04/22/2025
By Danielle Fretwell
Candidate Name: Mohammad Bagheri Kashani
Degree: Doctoral
Defense Date: Thursday, May 1, 2025
Time: 1-3 p.m.
Location: Saab Emerging Technologies and Innovation Center (ETIC), Room 445
Committee:
Advisor: Bridgette M. Budhlall, Ph.D., Professor & Associate Chair for Doctoral Program, Plastics Engineering, UMass Lowell
Committee Members*
1. Ramaswamy Nagarajan, Ph.D. Distinguished University Professor, Plastics Engineering, UMass Lowell
2. Weile Yan, Ph.D., P.E., Associate Professor & Associate Chair for Environmental Studies, Civil Engineering, UMass Lowell
Abstract:
In this multidisciplinary research, we present eco-friendly remediation of drinking water and groundwater via various approaches. The first involves an integrated strategy addressing both the removal of PFAS from drinking water and the proactive development of sustainable alternatives to PFAS for the textile and microelectronics industries, while also developing a novel sampler to identify, capture, and quantify toxic contaminants stemming from abiotic dechlorination processes in groundwater.
The safer and effective alternatives to PFAS were introduced in two research projects. In the first project for the replacement of PFAS surfactants in microelectronics, a comprehensive methodology for identifying alternatives to hazardous PFAS was developed and applied. In this approach, alkyl polyglucoside and polyoxyethylene-based surfactants were evaluated as potential substitutes. The findings revealed that etchants formulated with these safer surfactants exhibited superior wetting characteristics compared to their PFAS-based counterparts.
Additionally, the alternative surfactants demonstrated significantly lower toxicity scores. As a result of this work, a cohort of 100
semiconductor manufacturers has adopted these lower-toxic alternatives in their processes.

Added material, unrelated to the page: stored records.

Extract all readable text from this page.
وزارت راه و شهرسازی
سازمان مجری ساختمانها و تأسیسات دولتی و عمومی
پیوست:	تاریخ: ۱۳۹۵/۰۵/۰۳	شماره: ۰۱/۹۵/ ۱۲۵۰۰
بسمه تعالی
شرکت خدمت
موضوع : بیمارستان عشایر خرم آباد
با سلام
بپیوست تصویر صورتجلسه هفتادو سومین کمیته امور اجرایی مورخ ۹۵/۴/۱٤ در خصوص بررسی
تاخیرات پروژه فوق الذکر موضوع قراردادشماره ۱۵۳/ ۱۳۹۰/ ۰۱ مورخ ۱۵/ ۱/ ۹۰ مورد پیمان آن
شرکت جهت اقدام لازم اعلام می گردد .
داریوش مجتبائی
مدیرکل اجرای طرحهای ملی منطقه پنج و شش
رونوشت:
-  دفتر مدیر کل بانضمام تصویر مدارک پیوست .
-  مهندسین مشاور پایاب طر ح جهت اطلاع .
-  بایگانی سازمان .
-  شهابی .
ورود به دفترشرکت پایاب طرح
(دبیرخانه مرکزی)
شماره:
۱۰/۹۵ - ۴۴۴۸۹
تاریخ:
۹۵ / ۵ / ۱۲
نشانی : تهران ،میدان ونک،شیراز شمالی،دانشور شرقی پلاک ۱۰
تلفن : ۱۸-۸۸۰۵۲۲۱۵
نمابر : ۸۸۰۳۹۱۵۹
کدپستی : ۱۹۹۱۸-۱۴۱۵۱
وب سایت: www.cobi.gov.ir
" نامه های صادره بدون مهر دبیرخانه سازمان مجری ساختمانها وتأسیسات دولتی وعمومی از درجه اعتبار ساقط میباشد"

The second project to replace PFAS involves developing omniphobic PFAS-free coatings for textiles. Novel PFAS-free omniphobic fabric coatings, including long-chain silane and PDMS-based formulations, were evaluated and compared. These coatings offer facile application methods while preserving the mechanical properties of the fabrics. The treated fabrics demonstrated durable, liquid-like brush surfaces that imparted both omniphobicity and strong alcohol repellency. Notably, the coatings maintained their liquid-repellent performance even after repeated abrasion and washing cycles. Toxicity assessments using the P2OAsys tool confirmed that both coatings were significantly less toxic than conventional PFAS-based alternatives.
For remediation of PFAS-contaminated drinking water, our study leverages porous quaternized chitosan microparticles (PQCBs) as a biodegradable and biorenewable adsorbent with tunable porosity and surface charge. By tailoring surface porosity, we demonstrate enhanced PFAS uptake capacity and regenerability, providing a more sustainable and scalable alternative to conventional materials such as granulated activated carbon.
For the remediation of groundwater contaminated with chlorinated solvents, we developed a novel sampler using multifunctional
microcapsules that captured and quantified acetylene, a key by-product of chlorinated solvent degradation. Chlorinated solvents in groundwater are toxic, and they persist for long periods due to their slow abiotic transformation rates. Click chemistry, particularly the azide-alkyne cycloaddition reaction, provides a highly selective and efficient method for tracking transformation intermediates such as acetylene. This study investigates the use of a click reaction-based acetylene sampler to facilitate precise, long-term monitoring of abiotic transformation rates, offering a robust and field-deployable approach for assessing contaminant fates in groundwater systems. Two key components are synthesized and characterized to achieve this: azide-functionalized nanoparticles for selective acetylene capture an alkyne-loaded slow-release microcapsules to ensure controlled reagent availability.